Rachael Denhollander was 15 the first time she went to see Larry Nassar, then the doctor for USA Gymnastics. Denhollander didn't tell anyone of authority about how he sexually assaulted her until years later, in 2004, when she was working as a gymnastics coach.
Nassar has admitted to sexually assaulting minors. He has been sentenced to 60 years in prison for charges related to child pornography, but has not yet been sentenced in a state case for sexually assaulting the athletes.
The sentencing hearing for the Ingham County, Mich., case started on Tuesday. As NPR previously reported, before issuing Nassar's sentence, Judge Rosemarie Aquilina is giving all of those assaulted by Nassar a chance to speak. Olympic gold medalists Aly Raisman and Jordyn Wieber spoke on Friday and condemned the abuse and actions of Nassar, as well as what they see as the inaction and inability to protect athletes from USA Gymnastics and the U.S. Olympic Committee.
Olympians Simone Biles, McKayla Maroney and Gabby Douglas also have said they are survivors of sexual abuse by Nassar.
Denhollander was the first person to file a criminal complaint against Nassar in 2016. That led to more than 100 women coming forward saying they also had been victims of his abuse. Denhollander contacted The Indianapolis Star after the paper published an investigation about sexual abuse within USA Gymnastics.
Denhollander testified for nearly three hours during the preliminary examination for the child pornography case against Nassar, and she will be the last of at least 120 women to speak during the sentencing hearing, which continues next week.
She says while she's not sure of exactly what she will say, she will address Nassar and those watching.
"This is the greatest sexual assault scandal in sports history," Denhollander says. "Larry is arguably the most prolific pedophile in history. And it is imperative that we learn some very serious lessons from what has happened here."
Denhollander spoke with All Things Considered host Mary Louise Kelly about the abuse she experienced, the trial and her feelings toward gymnastics today.
This interview has been edited for length and clarity.
Interview Highlights
On women speaking at the sentencing hearing
It really is an empowering thing. It is an incredibly difficult thing to face your abuser, but to see all of these survivors able to stand up and to look Larry in the eye, and to speak the truth about what he did, and to put the shame and the blame and the guilt exactly where it belongs — on Larry and on Larry alone — is an incredible thing to witness.
On when she first told someone about the abuse
I first spoke up to an authority figure in 2004. I was coaching gymnastics at that point and one of the young gymnasts that I coached was going to be sent to him for treatment for hip pain. She was only 7 or 8, and I thought I couldn't let that happen. So I did disclose parts of the abuse — not all of it, but parts of the abuse — and told the coach at the gym that he had sexually assaulted me under the guise of treatment, and that no gymnast should be seeing him.
On what happened when she spoke out
The response to that was not malicious in any way shape or form — I consider that coach a good friend still to this day — but she didn't know what to do with it. And so she did continue to send gymnasts to Larry up until the point that she stopped coaching at that gym.
On if Nassar's behavior was an open secret
Absolutely ... many of the dancers, the gymnasts, the people who saw him would talk about the treatments. And the conclusion was, "Well this must be medical treatment, because he'd never be allowed near us if it wasn't." And as a 15-year-old that was my thought process.
As I lay on that exam table, it was very clear to me that this was something Larry did regularly. I knew if it was something Larry did regularly — that he was seeing girls every day, including our elite gymnasts — that there was no way someone had not described before what Larry was doing.
And so the only conclusion that I could come to was that it had to be a legitimate medical treatment, because surely the adults that heard the description of what he was doing would have done something if it wasn't, and he would have never been near me. And that thought process caused me to lay still.

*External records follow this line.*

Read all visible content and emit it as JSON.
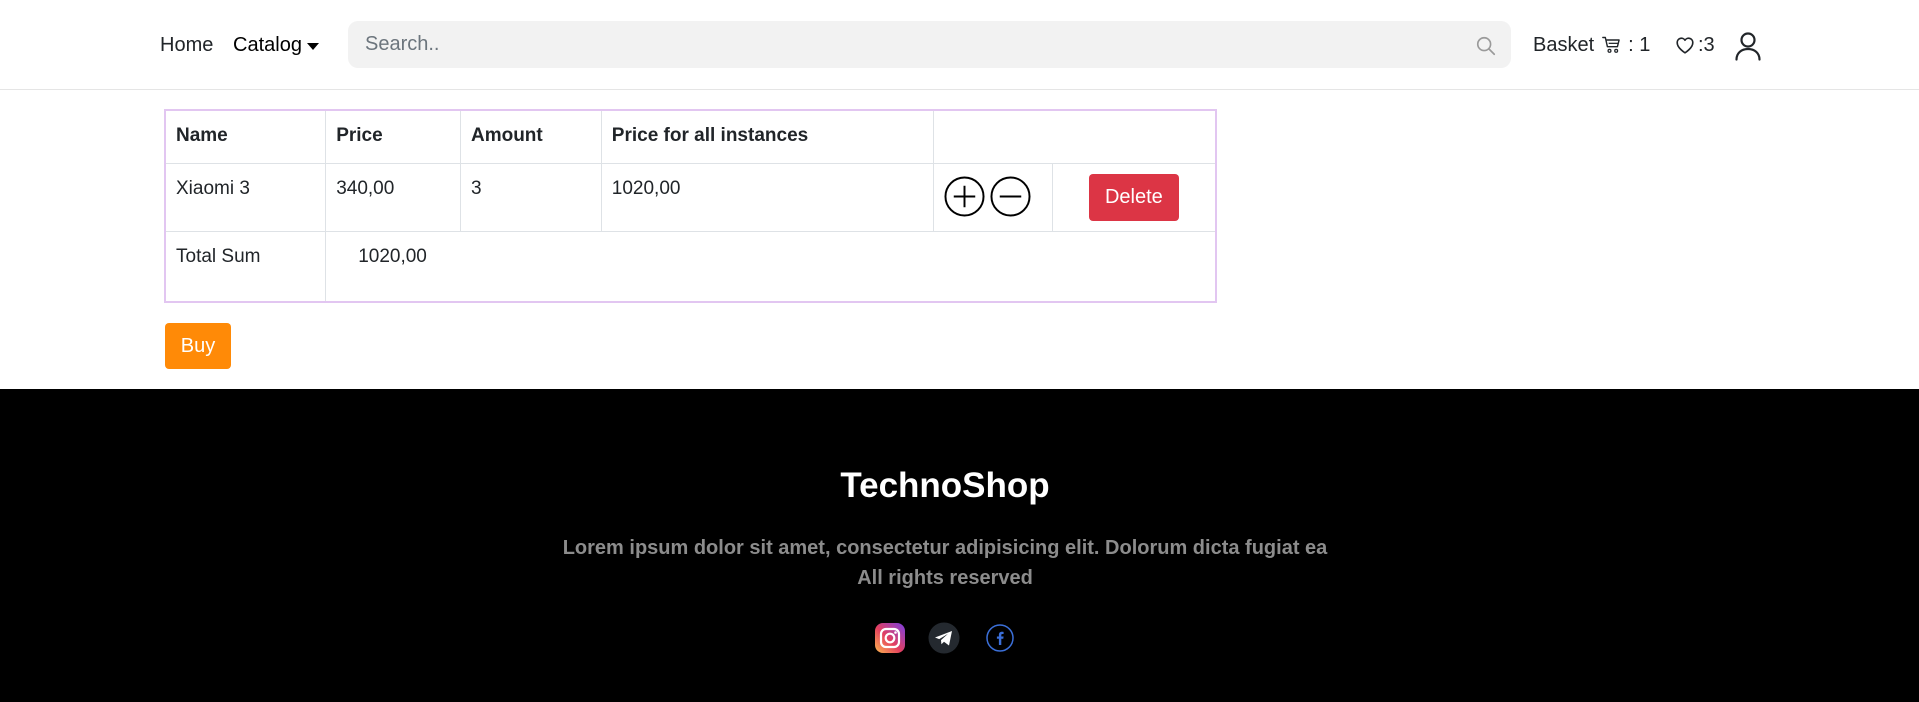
{
  "header": {
    "nav": {
      "home": "Home",
      "catalog": "Catalog"
    },
    "search": {
      "placeholder": "Search.."
    },
    "basket": {
      "label": "Basket",
      "count": ": 1"
    },
    "favorites": {
      "count": ":3"
    }
  },
  "table": {
    "headers": [
      "Name",
      "Price",
      "Amount",
      "Price for all instances",
      ""
    ],
    "items": [
      {
        "name": "Xiaomi 3",
        "price": "340,00",
        "amount": "3",
        "total": "1020,00",
        "delete_label": "Delete"
      }
    ],
    "total_label": "Total Sum",
    "total_value": "1020,00"
  },
  "buy_label": "Buy",
  "footer": {
    "title": "TechnoShop",
    "text": "Lorem ipsum dolor sit amet, consectetur adipisicing elit. Dolorum dicta fugiat ea All rights reserved"
  },
  "colors": {
    "delete": "#dc3545",
    "buy": "#ff8a07",
    "table_border": "#e2c6f1",
    "footer_bg": "#000000"
  },
  "icons": [
    "search-icon",
    "cart-icon",
    "heart-icon",
    "user-icon",
    "plus-circle-icon",
    "minus-circle-icon",
    "instagram-icon",
    "telegram-icon",
    "facebook-icon"
  ]
}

On how she views gymnastics now
The sexual assault itself does not color my view of gymnastics — I think it is an incredible, beautiful sport, that there is so much good that can come from it. But the way USA [Gymnastics] has created a culture in gymnastics absolutely has colored my view. Because the reality is that Larry is not the problem, Larry is the symptom of the problem. The reason Larry was able to have access to so many children for so long is because you had two major institutions who looked the other way.
NPR's Kat Lonsdorf produced the audio for this story. NPR's Wynne Davis adapted it for Web.